Unlike the EJ25 that has buttressed cylinders. The EJ205’s cylinders are completely free standing with nothing to tie them into the rest of the case. With increased boost and side loads in a heavily modified engine, the cylinders can flex and shift causing head sealing issues and even failure of the cylinder walls. Outfront Motorsports has a conversion to close the deck of the EJ205 and EJ257 that has proven to be durable and reliable. In the past, some companies attempted to reinforce the deck by tapping in a CNC machined billet aluminum block guard. This caused distortion on the tops of the cylinders right where you really need for them to be round for good ring seal. On some motors with block guards, you could see the wear pattern in the cylinders where the block guard was distorting them. Sometimes the cylinders would crack right were the block guard was. Sometimes the block guard would come loose and cause sealing issues.

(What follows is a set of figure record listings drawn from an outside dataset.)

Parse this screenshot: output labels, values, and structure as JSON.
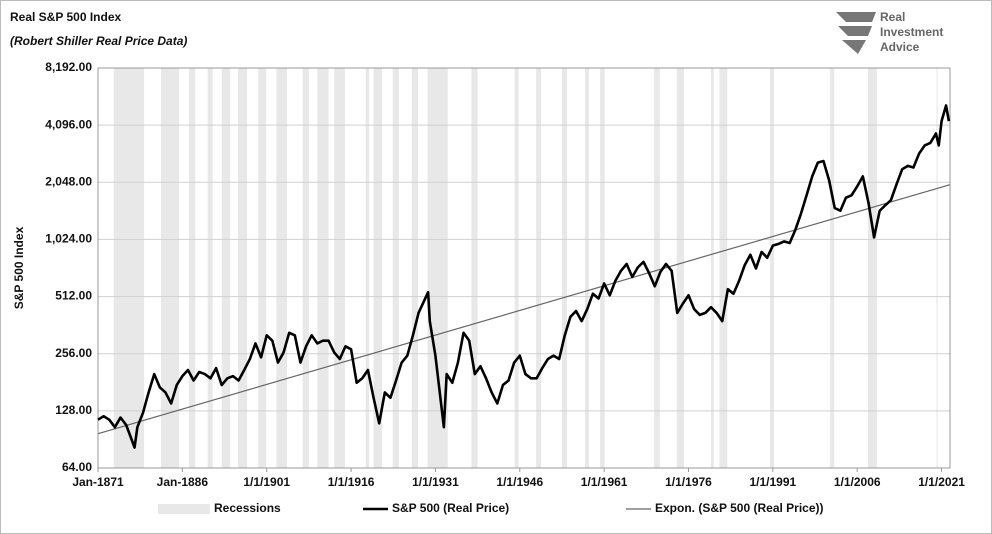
{
  "chart_data": {
    "type": "line",
    "title": "Real S&P 500 Index",
    "subtitle": "(Robert Shiller Real Price Data)",
    "y_label": "S&P 500 Index",
    "logo": [
      "Real",
      "Investment",
      "Advice"
    ],
    "log_y": true,
    "grid": true,
    "xlim": [
      1871,
      2022.5
    ],
    "xticks": [
      {
        "value": 1871,
        "label": "Jan-1871"
      },
      {
        "value": 1886,
        "label": "Jan-1886"
      },
      {
        "value": 1901,
        "label": "1/1/1901"
      },
      {
        "value": 1916,
        "label": "1/1/1916"
      },
      {
        "value": 1931,
        "label": "1/1/1931"
      },
      {
        "value": 1946,
        "label": "1/1/1946"
      },
      {
        "value": 1961,
        "label": "1/1/1961"
      },
      {
        "value": 1976,
        "label": "1/1/1976"
      },
      {
        "value": 1991,
        "label": "1/1/1991"
      },
      {
        "value": 2006,
        "label": "1/1/2006"
      },
      {
        "value": 2021,
        "label": "1/1/2021"
      }
    ],
    "ylim": [
      64,
      8192
    ],
    "yticks": [
      {
        "value": 64,
        "label": "64.00"
      },
      {
        "value": 128,
        "label": "128.00"
      },
      {
        "value": 256,
        "label": "256.00"
      },
      {
        "value": 512,
        "label": "512.00"
      },
      {
        "value": 1024,
        "label": "1,024.00"
      },
      {
        "value": 2048,
        "label": "2,048.00"
      },
      {
        "value": 4096,
        "label": "4,096.00"
      },
      {
        "value": 8192,
        "label": "8,192.00"
      }
    ],
    "recessions": {
      "name": "Recessions",
      "color": "#e8e8e8",
      "starts": [
        1873.8,
        1882.2,
        1887.2,
        1890.5,
        1893.0,
        1895.9,
        1899.5,
        1902.7,
        1907.4,
        1910.0,
        1913.0,
        1918.6,
        1920.0,
        1923.4,
        1926.8,
        1929.6,
        1937.4,
        1945.1,
        1948.9,
        1953.5,
        1957.6,
        1960.3,
        1969.9,
        1973.9,
        1980.0,
        1981.5,
        1990.5,
        2001.2,
        2007.9,
        2020.1
      ],
      "ends": [
        1879.2,
        1885.4,
        1888.3,
        1891.4,
        1894.5,
        1897.5,
        1900.9,
        1904.6,
        1908.5,
        1912.0,
        1914.9,
        1919.2,
        1921.5,
        1924.5,
        1927.9,
        1933.2,
        1938.5,
        1945.8,
        1949.8,
        1954.4,
        1958.3,
        1961.1,
        1970.9,
        1975.2,
        1980.5,
        1982.9,
        1991.2,
        2001.9,
        2009.5,
        2020.3
      ]
    },
    "series": [
      {
        "name": "S&P 500 (Real Price)",
        "color": "#000000",
        "width": 2.6,
        "x": [
          1871,
          1872,
          1873,
          1874,
          1875,
          1876,
          1877,
          1877.5,
          1878,
          1879,
          1880,
          1881,
          1882,
          1883,
          1884,
          1885,
          1886,
          1887,
          1888,
          1889,
          1890,
          1891,
          1892,
          1893,
          1894,
          1895,
          1896,
          1897,
          1898,
          1899,
          1900,
          1901,
          1902,
          1903,
          1904,
          1905,
          1906,
          1907,
          1908,
          1909,
          1910,
          1911,
          1912,
          1913,
          1914,
          1915,
          1916,
          1917,
          1918,
          1919,
          1920,
          1921,
          1922,
          1923,
          1924,
          1925,
          1926,
          1927,
          1928,
          1929.7,
          1930,
          1931,
          1932.5,
          1933,
          1934,
          1935,
          1936,
          1937,
          1938,
          1939,
          1940,
          1941,
          1942,
          1943,
          1944,
          1945,
          1946,
          1947,
          1948,
          1949,
          1950,
          1951,
          1952,
          1953,
          1954,
          1955,
          1956,
          1957,
          1958,
          1959,
          1960,
          1961,
          1962,
          1963,
          1964,
          1965,
          1966,
          1967,
          1968,
          1969,
          1970,
          1971,
          1972,
          1973,
          1974,
          1975,
          1976,
          1977,
          1978,
          1979,
          1980,
          1981,
          1982,
          1983,
          1984,
          1985,
          1986,
          1987,
          1988,
          1989,
          1990,
          1991,
          1992,
          1993,
          1994,
          1995,
          1996,
          1997,
          1998,
          1999,
          2000,
          2001,
          2002,
          2003,
          2004,
          2005,
          2006,
          2007,
          2008,
          2009,
          2010,
          2011,
          2012,
          2013,
          2014,
          2015,
          2016,
          2017,
          2018,
          2019,
          2020,
          2020.5,
          2021,
          2021.8,
          2022.3
        ],
        "values": [
          115,
          120,
          115,
          105,
          118,
          108,
          90,
          82,
          105,
          125,
          160,
          200,
          170,
          160,
          140,
          175,
          195,
          210,
          185,
          205,
          200,
          190,
          215,
          175,
          190,
          195,
          185,
          210,
          240,
          290,
          245,
          320,
          300,
          230,
          260,
          330,
          320,
          230,
          280,
          320,
          290,
          300,
          300,
          260,
          240,
          280,
          270,
          180,
          190,
          210,
          150,
          110,
          160,
          150,
          185,
          230,
          250,
          320,
          420,
          540,
          380,
          250,
          105,
          200,
          180,
          230,
          330,
          300,
          200,
          220,
          190,
          160,
          140,
          175,
          185,
          230,
          250,
          200,
          190,
          190,
          215,
          240,
          250,
          240,
          320,
          400,
          430,
          380,
          440,
          530,
          500,
          600,
          520,
          620,
          700,
          760,
          650,
          730,
          780,
          680,
          580,
          690,
          760,
          700,
          420,
          470,
          520,
          440,
          410,
          420,
          450,
          420,
          380,
          560,
          530,
          620,
          750,
          850,
          720,
          880,
          820,
          950,
          970,
          1000,
          980,
          1150,
          1400,
          1750,
          2200,
          2600,
          2650,
          2100,
          1500,
          1450,
          1700,
          1750,
          1950,
          2200,
          1600,
          1050,
          1450,
          1550,
          1650,
          2000,
          2400,
          2500,
          2450,
          2900,
          3200,
          3300,
          3700,
          3200,
          4300,
          5200,
          4300
        ]
      },
      {
        "name": "Expon. (S&P 500 (Real Price))",
        "color": "#666666",
        "width": 1.2,
        "x": [
          1871,
          2022.5
        ],
        "values": [
          97,
          1990
        ]
      }
    ]
  }
}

To avoid these issues Outfront Motorsports has come out with a proprietary process to offer a closed deck block, which they call their V3 Service. Outfront Motorsports offers a V4 Service as well, but Ian doesn’t plan on pushing the engine past the capabilities of what the V3 Service can handle. Part of the process is secret which we were not shown but we can show you some of the steps they do when machining Subaru blocks or case halves, the more accurate term!

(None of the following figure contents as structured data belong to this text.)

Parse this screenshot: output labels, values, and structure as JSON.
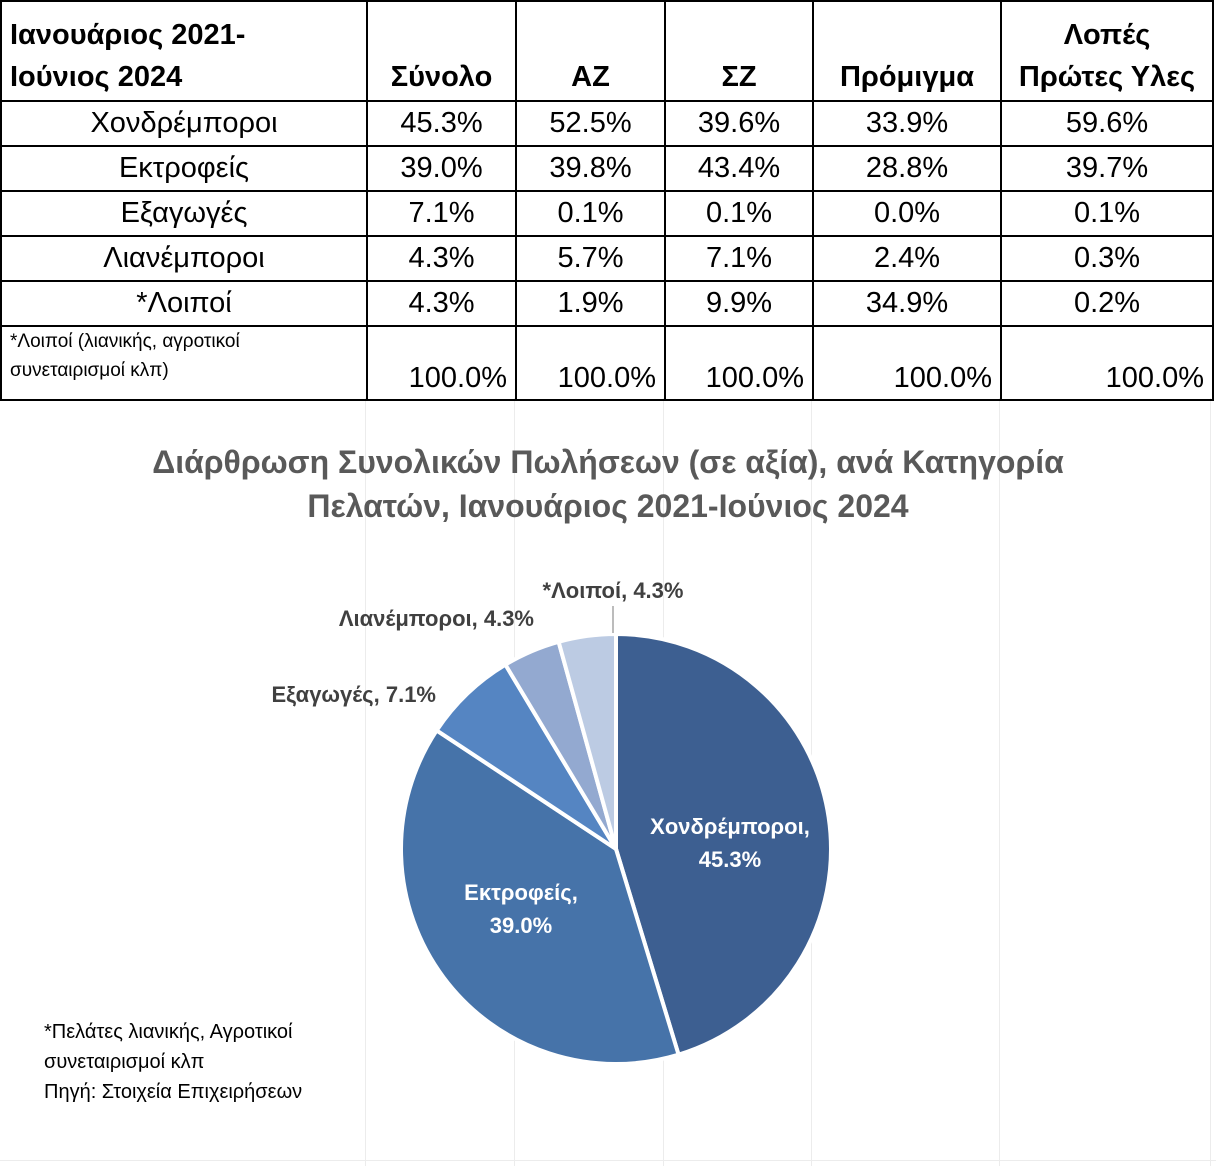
{
  "table": {
    "corner": [
      "Ιανουάριος 2021-",
      "Ιούνιος 2024"
    ],
    "columns": [
      [
        "Σύνολο"
      ],
      [
        "ΑΖ"
      ],
      [
        "ΣΖ"
      ],
      [
        "Πρόμιγμα"
      ],
      [
        "Λοπές",
        "Πρώτες Υλες"
      ]
    ],
    "rows": [
      {
        "label": "Χονδρέμποροι",
        "values": [
          "45.3%",
          "52.5%",
          "39.6%",
          "33.9%",
          "59.6%"
        ]
      },
      {
        "label": "Εκτροφείς",
        "values": [
          "39.0%",
          "39.8%",
          "43.4%",
          "28.8%",
          "39.7%"
        ]
      },
      {
        "label": "Εξαγωγές",
        "values": [
          "7.1%",
          "0.1%",
          "0.1%",
          "0.0%",
          "0.1%"
        ]
      },
      {
        "label": "Λιανέμποροι",
        "values": [
          "4.3%",
          "5.7%",
          "7.1%",
          "2.4%",
          "0.3%"
        ]
      },
      {
        "label": "*Λοιποί",
        "values": [
          "4.3%",
          "1.9%",
          "9.9%",
          "34.9%",
          "0.2%"
        ]
      }
    ],
    "total_note": [
      "*Λοιποί (λιανικής, αγροτικοί",
      "συνεταιρισμοί κλπ)"
    ],
    "totals": [
      "100.0%",
      "100.0%",
      "100.0%",
      "100.0%",
      "100.0%"
    ]
  },
  "chart_data": {
    "type": "pie",
    "title": [
      "Διάρθρωση Συνολικών Πωλήσεων (σε αξία), ανά Κατηγορία",
      "Πελατών, Ιανουάριος 2021-Ιούνιος 2024"
    ],
    "slices": [
      {
        "name": "Χονδρέμποροι",
        "value": 45.3,
        "label": [
          "Χονδρέμποροι,",
          "45.3%"
        ],
        "color": "#3d5f91"
      },
      {
        "name": "Εκτροφείς",
        "value": 39.0,
        "label": [
          "Εκτροφείς,",
          "39.0%"
        ],
        "color": "#4673a9"
      },
      {
        "name": "Εξαγωγές",
        "value": 7.1,
        "label": [
          "Εξαγωγές, 7.1%"
        ],
        "color": "#5585c2"
      },
      {
        "name": "Λιανέμποροι",
        "value": 4.3,
        "label": [
          "Λιανέμποροι, 4.3%"
        ],
        "color": "#93a9d0"
      },
      {
        "name": "*Λοιποί",
        "value": 4.3,
        "label": [
          "*Λοιποί, 4.3%"
        ],
        "color": "#bccbe3"
      }
    ],
    "inside_label_color": "#ffffff",
    "outside_label_color": "#404040"
  },
  "footnote": [
    "*Πελάτες λιανικής, Αγροτικοί",
    "συνεταιρισμοί κλπ",
    "Πηγή: Στοιχεία Επιχειρήσεων"
  ]
}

We were not allowed to see the proprietary process of machining the block deck and the installation of the closed deck inserts. Outfront Motorsports did answer our questions for our concerns about the process. The block is precisely CNC machined for the insert and a stepped register is machined into the water jacket and cylinder so the insert is positively seated and cannot shift around.
The insert has a slight interference fit with the block and is pressed into place to sit solidly on the register on a fixtured hydraulic press. The insert is installed with a Loctite anaerobic sealant. The fit is tight enough to be stable but not enough to distort or stress the cylinder. This is part of the proprietary stuff that we don’t know about. Once the inserts are in place, they stand proud of the block by about 0.010″ and need to be machined down to make the deck flat. The picture above shows the inserts in place and ready to be decked flat.

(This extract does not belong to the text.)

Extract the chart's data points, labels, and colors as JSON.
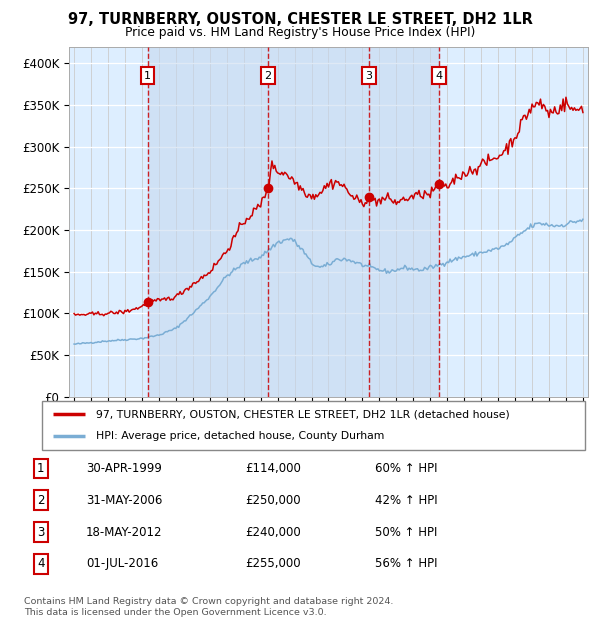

The case halves are shown here set in the surfacing machine. The surfacing machine is a specialized mill that is made just for decking blocks or in this case, cases. The cases are set on a bar that is the same diameter as the main bore. The cases are also bolted to the surfacing machines bed plate via threaded stanchions into the main bolt holes. The cases are set perfect perpendicular to the crank centerline via the case parting line.
Once the cases are bolted down the deck is measured to see how much it is out of flat. Subarus are notorious for being off quite a bit and also warping in use. The deck is measured to see how much it will need to be surfaced to make it perfectly flat. The deck is measured in 6 places for both cases.